Dotation de solidarité rurale : priorité aux bourgs-centres et aux communes défavorisées
Le CFL devait, par ailleurs, décider de la répartition de l'augmentation de 90 millions d'euros de la DSR entre ses composantes. Un exercice qui s'est révélé plus complexe, cette année, compte tenu des effets de la mise en œuvre de la réforme des zones de revitalisation rurale (ZRR). "Il a été décidé qu'elle s'appliquait pour les entrants, mais que les sortants seront préservés jusqu'en 2021", a résumé André Laignel. Le maire d'Issoudun a critiqué une "politique de gribouille". Un avis largement partagé par le CFL qui "a émis le vœu que soit revue la définition des zones de revitalisation rurale". Selon le président de l'instance, l'application de la loi "conduit à ce que 324 bourgs-centres supplémentaires émargent à la DSR".
Il s'agissait, en outre, de prendre en compte les mesures de la loi de finances pour 2019 créant des garanties en faveur des communes perdant le bénéfice de la part "cible" de la DSR. Un filet de sécurité qui va bénéficier à 1.100 communes, cette année, pour un coût de 27,7 millions d'euros.
Ce nouveau contexte a donné lieu à un choix inédit de la part du CFL, privilégiant très nettement les fractions "bourg-centre" (545,2 millions d'euros, soit +7,06%) et "cible" (323,7 millions d'euros, soit +13,4%). "C'était le seul moyen d'éviter une catastrophe" pour ces deux fractions, dont la première bénéficie aux communes qui portent les équipements et la seconde aux communes les plus défavorisées. Mais, avec une progression limitée à 1,3%, la fraction "péréquation" (645 millions d'euros) est pénalisée.

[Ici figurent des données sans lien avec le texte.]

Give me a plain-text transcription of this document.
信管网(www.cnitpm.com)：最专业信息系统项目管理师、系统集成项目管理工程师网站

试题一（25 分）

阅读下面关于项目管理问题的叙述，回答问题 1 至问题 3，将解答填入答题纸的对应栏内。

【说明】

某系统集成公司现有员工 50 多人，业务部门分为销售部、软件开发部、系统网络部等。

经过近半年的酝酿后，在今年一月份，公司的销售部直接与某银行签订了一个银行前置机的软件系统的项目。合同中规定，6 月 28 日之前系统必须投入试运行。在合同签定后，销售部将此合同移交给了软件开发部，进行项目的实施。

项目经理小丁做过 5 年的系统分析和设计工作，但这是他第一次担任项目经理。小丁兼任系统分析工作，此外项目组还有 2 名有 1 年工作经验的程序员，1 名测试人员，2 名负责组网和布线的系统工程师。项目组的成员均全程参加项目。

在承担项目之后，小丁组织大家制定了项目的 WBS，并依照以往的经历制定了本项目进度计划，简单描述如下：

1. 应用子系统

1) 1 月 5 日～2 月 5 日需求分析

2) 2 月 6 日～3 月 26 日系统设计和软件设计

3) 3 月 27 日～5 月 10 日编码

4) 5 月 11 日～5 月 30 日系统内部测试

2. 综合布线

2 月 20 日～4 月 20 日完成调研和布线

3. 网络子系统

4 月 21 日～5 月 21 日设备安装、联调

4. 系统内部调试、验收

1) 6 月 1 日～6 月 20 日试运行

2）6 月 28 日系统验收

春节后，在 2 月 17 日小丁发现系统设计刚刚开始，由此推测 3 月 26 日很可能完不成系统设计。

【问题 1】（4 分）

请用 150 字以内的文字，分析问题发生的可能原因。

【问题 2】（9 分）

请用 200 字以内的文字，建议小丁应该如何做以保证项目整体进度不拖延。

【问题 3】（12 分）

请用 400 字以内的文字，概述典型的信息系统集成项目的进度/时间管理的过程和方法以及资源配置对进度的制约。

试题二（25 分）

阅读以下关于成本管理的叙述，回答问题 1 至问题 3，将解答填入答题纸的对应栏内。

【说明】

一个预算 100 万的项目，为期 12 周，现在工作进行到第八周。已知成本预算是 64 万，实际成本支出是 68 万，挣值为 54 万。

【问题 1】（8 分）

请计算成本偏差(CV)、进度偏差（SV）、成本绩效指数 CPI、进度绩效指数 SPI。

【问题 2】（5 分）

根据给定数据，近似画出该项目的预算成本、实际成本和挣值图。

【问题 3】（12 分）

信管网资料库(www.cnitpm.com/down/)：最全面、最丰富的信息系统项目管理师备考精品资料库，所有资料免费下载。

André Laignel répond aux propos du président de la République sur le CFL
Le président du comité des finances locales a qualifié d'"inacceptables" et "erronés" des propos du président de la République sur cette instance, tenus dans le cadre du grand débat national. "A plusieurs reprises, le CFL a été mis en cause par certains membres du gouvernement, par le président de la République lui-même", a déploré André Laignel. "Il n'est pas acceptable qu'il y ait des fake news à ce niveau." Emmanuel Macron avait notamment évoqué, lors de ses déplacements à Souillac (Lot) et Autun (Saône-et-Loire), la responsabilité du CFL et de son président dans l'échec de la réforme de la dotation globale de fonctionnement (DGF). "Cette réforme est entrée dans la loi de finances pour 2017, elle a été votée par le Parlement et donc le CFL n'a strictement rien empêché", a fait valoir André Laignel.
"Quand j'entends le président de la République dire : 'que les élus fassent des propositions', ça n'a aucun sens", a déclaré le maire d'Issoudun. André Laignel a réclamé "les moyens de travailler, car seul l'Etat a les moyens de faire les simulations". Le vice-président délégué de l'Association des maires de France (AMF) a affirmé qu'il est et reste "pour une réforme de la DGF". "Il y a un préalable, a-t-il expliqué : définir les critères de centralité, être capable d'avoir des critères de dépense réelle." Le potentiel fiscal, qui sert à répartir les dotations, "n'a plus aucun sens", a-t-il également indiqué.
A propos de la position de l'AMF sur la suppression de la taxe d'habitation, le chef de l'Etat "ne dit que des choses erronées", a-t-il poursuivi. "D'abord, nous n'avons jamais proposé une exonération mais un dégrèvement. C'est fondamentalement différent", a-t-il fait valoir.